We're funny creatures, we want the latest and greatest but also get very sentimental about 'things'. The members of Bookcrossing can't just give a book to a secondhand shop, they have to track its journey.
So we'll buy the new Kindle, it'll be fun for a while, but the battery will run out 2 hours before my plane lands just as I get to a crucial part in the story. And I won't be able to bend the cover over backwards and read it with suncream soaked hands whilst dangling my feet in the pool.
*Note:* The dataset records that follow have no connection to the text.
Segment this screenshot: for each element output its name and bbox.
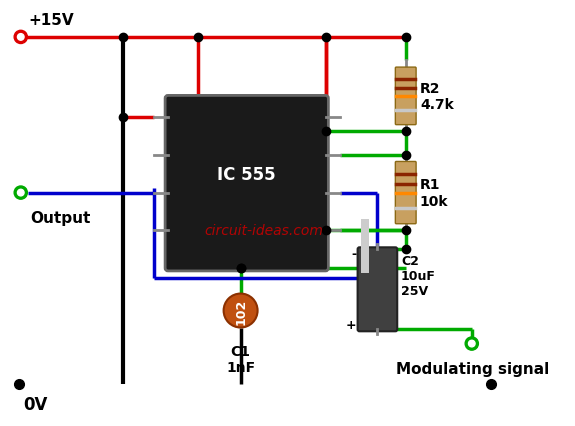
Circle shape xyxy=(17,35,24,41)
Text: 0V: 0V xyxy=(24,395,48,414)
Text: R1
10k: R1 10k xyxy=(420,178,448,208)
Bar xyxy=(361,219,369,273)
FancyBboxPatch shape xyxy=(165,96,328,271)
Circle shape xyxy=(14,31,28,44)
Circle shape xyxy=(469,340,475,347)
Text: C1
1nF: C1 1nF xyxy=(226,344,255,374)
Circle shape xyxy=(224,294,258,328)
Text: Modulating signal: Modulating signal xyxy=(396,361,550,376)
FancyBboxPatch shape xyxy=(396,162,416,224)
Text: Output: Output xyxy=(30,210,91,225)
Text: C2
10uF
25V: C2 10uF 25V xyxy=(401,254,436,297)
Circle shape xyxy=(14,187,28,200)
Text: -: - xyxy=(351,248,356,261)
Circle shape xyxy=(17,190,24,196)
FancyBboxPatch shape xyxy=(358,248,397,331)
Text: circuit-ideas.com: circuit-ideas.com xyxy=(205,224,324,238)
Text: IC 555: IC 555 xyxy=(217,165,276,183)
Text: R2
4.7k: R2 4.7k xyxy=(420,82,454,112)
FancyBboxPatch shape xyxy=(396,68,416,125)
Text: +: + xyxy=(346,319,356,331)
Circle shape xyxy=(465,337,478,350)
Text: 102: 102 xyxy=(234,298,247,324)
Text: +15V: +15V xyxy=(28,14,74,29)
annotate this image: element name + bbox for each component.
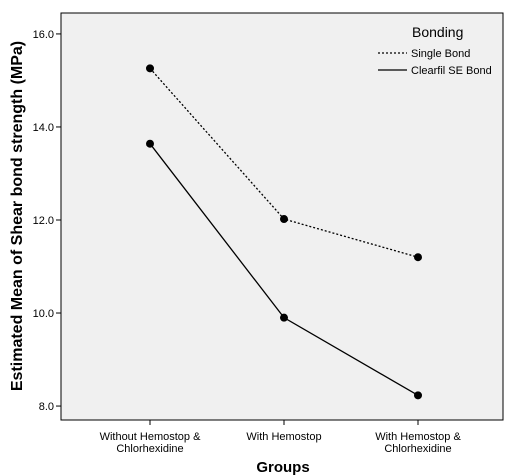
data-point-clearfil-se-bond-0	[146, 139, 154, 148]
data-point-clearfil-se-bond-1	[280, 313, 288, 322]
data-point-single-bond-1	[280, 215, 288, 224]
y-tick-label-4: 16.0	[33, 29, 54, 41]
y-tick-label-3: 14.0	[33, 122, 54, 134]
legend-title: Bonding	[412, 24, 463, 40]
y-tick-label-0: 8.0	[39, 401, 54, 413]
x-tick-label-0-line-0: Without Hemostop &	[100, 431, 202, 443]
x-tick-label-2-line-1: Chlorhexidine	[384, 443, 451, 455]
y-axis-ticks: 8.0 10.0 12.0 14.0 16.0	[33, 29, 61, 413]
legend-item-single-bond: Single Bond	[378, 48, 470, 60]
x-tick-label-2-line-0: With Hemostop &	[375, 431, 461, 443]
legend-item-clearfil-se-bond: Clearfil SE Bond	[378, 65, 492, 77]
y-axis-label: Estimated Mean of Shear bond strength (M…	[9, 41, 26, 391]
series-layer	[146, 64, 422, 400]
data-point-clearfil-se-bond-2	[414, 391, 422, 400]
y-tick-label-2: 12.0	[33, 215, 54, 227]
legend-label-clearfil-se-bond: Clearfil SE Bond	[411, 65, 492, 77]
data-point-single-bond-2	[414, 253, 422, 262]
x-tick-label-1-line-0: With Hemostop	[246, 431, 321, 443]
legend-label-single-bond: Single Bond	[411, 48, 470, 60]
x-tick-label-0-line-1: Chlorhexidine	[116, 443, 183, 455]
data-point-single-bond-0	[146, 64, 154, 73]
x-tick-label-0: Without Hemostop & Chlorhexidine	[100, 431, 202, 455]
x-axis-label: Groups	[256, 459, 309, 475]
y-tick-label-1: 10.0	[33, 308, 54, 320]
x-tick-label-2: With Hemostop & Chlorhexidine	[375, 431, 461, 455]
x-tick-label-1: With Hemostop	[246, 431, 321, 443]
legend: Bonding Single Bond Clearfil SE Bond	[378, 24, 492, 77]
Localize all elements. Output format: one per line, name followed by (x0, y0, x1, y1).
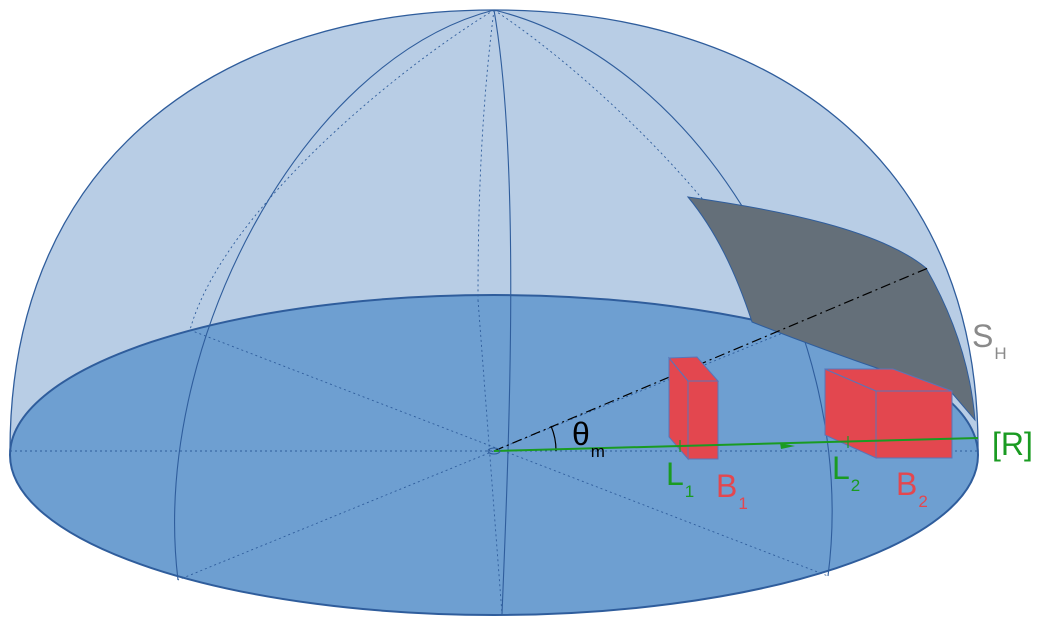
building-b2-front (875, 390, 953, 459)
b1-label: B1 (716, 468, 748, 513)
receiver-label: [R] (992, 426, 1033, 462)
shadow-surface-label: SH (972, 318, 1007, 363)
building-b1-front (687, 380, 719, 460)
building-b1 (667, 356, 720, 461)
l1-label: L1 (666, 456, 695, 501)
angle-arc (550, 425, 557, 452)
meridian-back-right (493, 9, 791, 331)
angle-label: θm (572, 416, 605, 461)
ray-line (493, 437, 979, 452)
elevation-line (493, 267, 929, 452)
b2-label: B2 (896, 466, 928, 511)
meridian-back-lines (189, 9, 791, 331)
meridian-back-center (477, 9, 495, 301)
l2-label: L2 (832, 450, 861, 495)
origin-point (487, 447, 501, 455)
ray-arrow-head (780, 443, 795, 449)
horizon-plane (9, 294, 979, 616)
building-b2 (824, 368, 953, 459)
meridian-front-left (174, 9, 495, 581)
meridian-front-center (493, 9, 512, 615)
radial-line (189, 329, 829, 577)
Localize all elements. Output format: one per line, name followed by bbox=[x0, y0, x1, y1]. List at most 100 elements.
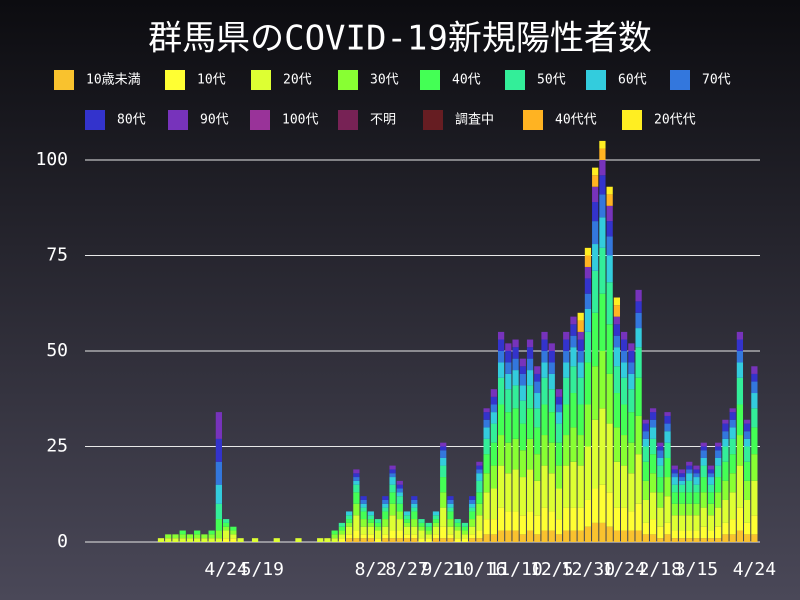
bar-segment bbox=[346, 511, 353, 516]
bar-segment bbox=[555, 465, 563, 489]
bar-segment bbox=[461, 538, 469, 542]
bar-segment bbox=[678, 503, 686, 516]
bar-segment bbox=[317, 538, 324, 542]
bar-segment bbox=[744, 499, 751, 523]
y-tick-label: 50 bbox=[46, 340, 68, 361]
bar-segment bbox=[678, 530, 686, 539]
bar-segment bbox=[447, 526, 454, 535]
bar-segment bbox=[403, 522, 411, 527]
bar-segment bbox=[346, 519, 353, 523]
bar-segment bbox=[715, 507, 722, 527]
bar-segment bbox=[621, 351, 628, 363]
bar-segment bbox=[592, 312, 599, 367]
bar-segment bbox=[628, 511, 635, 531]
bar-segment bbox=[505, 351, 512, 363]
bar-segment bbox=[555, 412, 563, 424]
bar-segment bbox=[541, 362, 548, 378]
bar-segment bbox=[490, 465, 497, 489]
bar-segment bbox=[584, 446, 592, 500]
bar-segment bbox=[736, 377, 744, 405]
bar-segment bbox=[649, 473, 657, 493]
bar-segment bbox=[649, 534, 657, 542]
x-tick-label: 2/18 bbox=[639, 559, 682, 580]
bar-segment bbox=[230, 534, 237, 539]
bar-segment bbox=[693, 473, 700, 478]
bar-segment bbox=[570, 347, 577, 367]
bar-segment bbox=[729, 534, 736, 542]
bar-segment bbox=[599, 484, 606, 523]
bar-segment bbox=[353, 473, 360, 478]
bar-segment bbox=[635, 454, 642, 504]
bar-segment bbox=[512, 347, 519, 359]
bar-segment bbox=[570, 393, 577, 428]
bar-segment bbox=[606, 205, 613, 222]
bar-segment bbox=[476, 480, 483, 493]
bar-segment bbox=[469, 519, 476, 527]
x-tick-label: 4/24 bbox=[733, 559, 776, 580]
bar-segment bbox=[577, 351, 584, 363]
bar-segment bbox=[461, 530, 469, 535]
bar-segment bbox=[526, 339, 534, 348]
bar-segment bbox=[707, 538, 715, 542]
legend-label: 90代 bbox=[200, 113, 229, 128]
bar-segment bbox=[374, 538, 382, 542]
bar-segment bbox=[541, 331, 548, 340]
bar-segment bbox=[534, 480, 541, 516]
bar-segment bbox=[736, 530, 744, 542]
bar-segment bbox=[744, 534, 751, 542]
bar-segment bbox=[432, 515, 440, 520]
legend-label: 20代代 bbox=[654, 113, 696, 128]
legend-swatch bbox=[338, 70, 358, 90]
bar-segment bbox=[353, 503, 360, 516]
bar-segment bbox=[201, 534, 208, 539]
bar-segment bbox=[447, 503, 454, 508]
bar-segment bbox=[621, 362, 628, 378]
bar-segment bbox=[483, 427, 490, 439]
bar-segment bbox=[222, 538, 230, 542]
bar-segment bbox=[592, 167, 599, 176]
bar-segment bbox=[693, 515, 700, 531]
bar-segment bbox=[584, 526, 592, 542]
bar-segment bbox=[621, 377, 628, 405]
bar-segment bbox=[360, 538, 367, 542]
bar-segment bbox=[526, 438, 534, 470]
bar-segment bbox=[671, 473, 678, 478]
x-tick-label: 1/24 bbox=[602, 559, 645, 580]
bar-segment bbox=[664, 431, 671, 443]
bar-segment bbox=[599, 140, 606, 149]
bar-segment bbox=[599, 175, 606, 195]
bar-segment bbox=[497, 331, 505, 340]
bar-segment bbox=[476, 530, 483, 539]
bar-segment bbox=[411, 519, 418, 527]
bar-segment bbox=[577, 530, 584, 542]
bar-segment bbox=[707, 465, 715, 470]
bar-segment bbox=[563, 404, 570, 436]
bar-segment bbox=[338, 534, 346, 539]
bar-segment bbox=[389, 484, 396, 493]
bar-segment bbox=[505, 511, 512, 531]
bar-segment bbox=[606, 492, 613, 527]
bar-segment bbox=[497, 351, 505, 363]
bar-segment bbox=[584, 255, 592, 267]
bar-segment bbox=[215, 530, 222, 539]
bar-segment bbox=[447, 519, 454, 527]
legend-swatch bbox=[251, 70, 271, 90]
bar-segment bbox=[215, 503, 222, 520]
bar-segment bbox=[606, 221, 613, 237]
bar-segment bbox=[425, 530, 432, 535]
bar-segment bbox=[353, 492, 360, 504]
bar-segment bbox=[664, 477, 671, 497]
bar-segment bbox=[396, 488, 403, 493]
bar-segment bbox=[411, 526, 418, 535]
bar-segment bbox=[534, 454, 541, 481]
bar-segment bbox=[382, 538, 389, 542]
x-tick-label: 9/21 bbox=[422, 559, 465, 580]
bar-segment bbox=[346, 538, 353, 542]
bar-segment bbox=[230, 538, 237, 542]
bar-segment bbox=[577, 507, 584, 531]
bar-segment bbox=[432, 534, 440, 539]
bar-segment bbox=[461, 526, 469, 531]
bar-segment bbox=[592, 270, 599, 313]
bar-segment bbox=[490, 389, 497, 397]
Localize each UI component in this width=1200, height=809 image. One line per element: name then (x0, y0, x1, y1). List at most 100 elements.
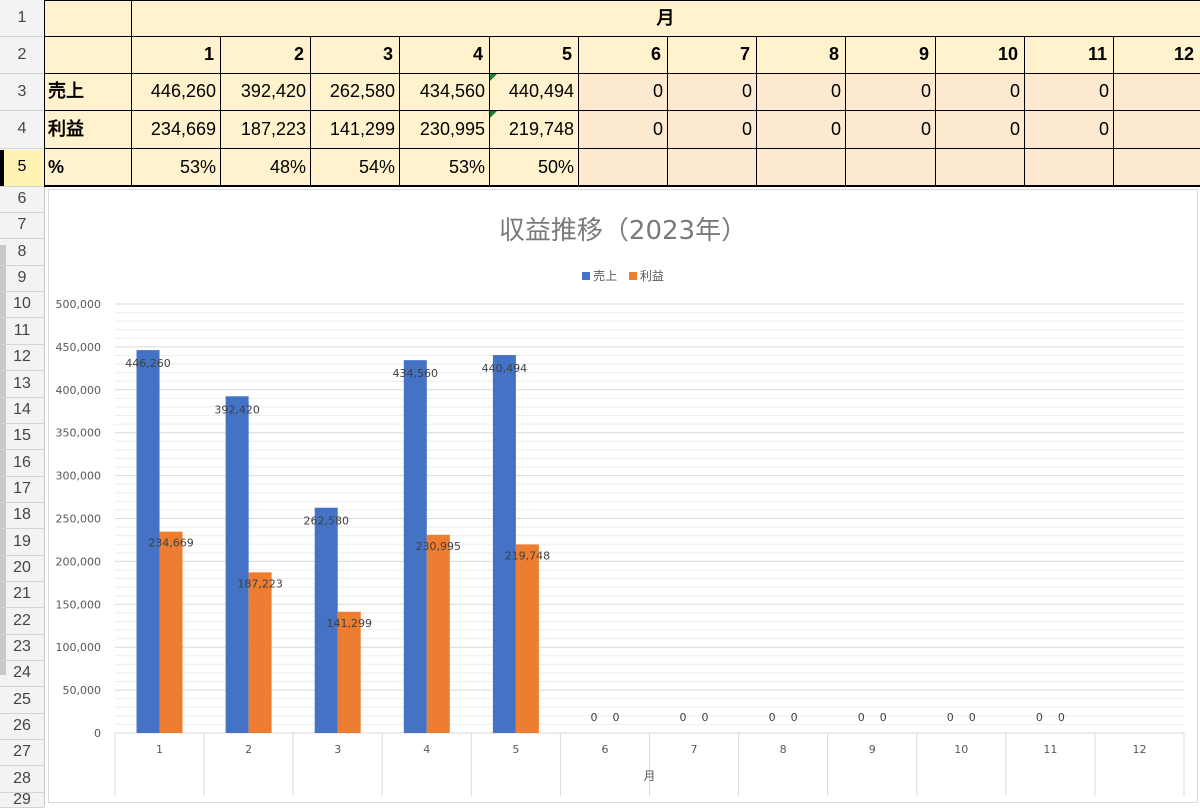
scrollbar[interactable] (0, 245, 6, 675)
data-cell[interactable] (1113, 73, 1200, 110)
row-number[interactable]: 2 (17, 45, 27, 63)
row-number[interactable]: 6 (17, 190, 27, 207)
row-divider (0, 148, 44, 149)
data-cell[interactable]: 0 (920, 119, 931, 139)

So I'll lose interest, and it will be resigned to the man drawer of the house.
Tuesday, 10 February 2009
Did you hear the one about Sony's new "stupid box thing"?
Check out this video about Sony's new "stupid piece of shit that doesn't do the goddamn thing its f*!king supposed to."
Viewers may be offended, but this is a joke...so get a sense of humour or switch off and get over it.
Enjoy.
Monday, 9 February 2009
Fancy a Gamble?
When products break, you get them fixed. But what happens when they're just useless? Isn't there some sort of trade description act? Or do we just write it off as wasted money? In most cases I do the latter, because in most cases it does do what it says it would do, it just does it badly.
You can do as much background research as you like with the information available about that product, but without that independent third party - whether that's from a friend or a product review - you can never really be sure of what you're buying. You can even be reasonably sure that a sales assistant in a reputable store won't sell you a heap of crap - sure, they may not sell you the best product for your needs, but it's unlikely to be a total dud.
In this Amazon review, the guy states "a good hint of if a product is good is that you'll have press reviews. I see none."
He's right. I've spoken to enough review editors to know that they will rarely even include a total dud product in a round-up. So if a product even has a review, it got past the first hurdle. Of course there is also an element of PR people pulling in favours, but we can't turn water into wine and a reviewer won't lie - for starters, just think of the complaint letters from readers.
So the Luminox does copy an image: "it is like a webcam in a shell that has a window at the far end of the box, this allows light in. You then put your photo in the frame and 'scan' it in." It just also happens to be "unreliable and probably the poorest image type product on the market today."
So that's £80 down the drain.
At least he remains undefeated, and has found a use for his Luminox, deciding to "convert it into a litter tray for small cats."
Let that be a lesson to us all - never buy a new toy without reading a review first.
As for how these products ever make it to market...well that's a post for another time.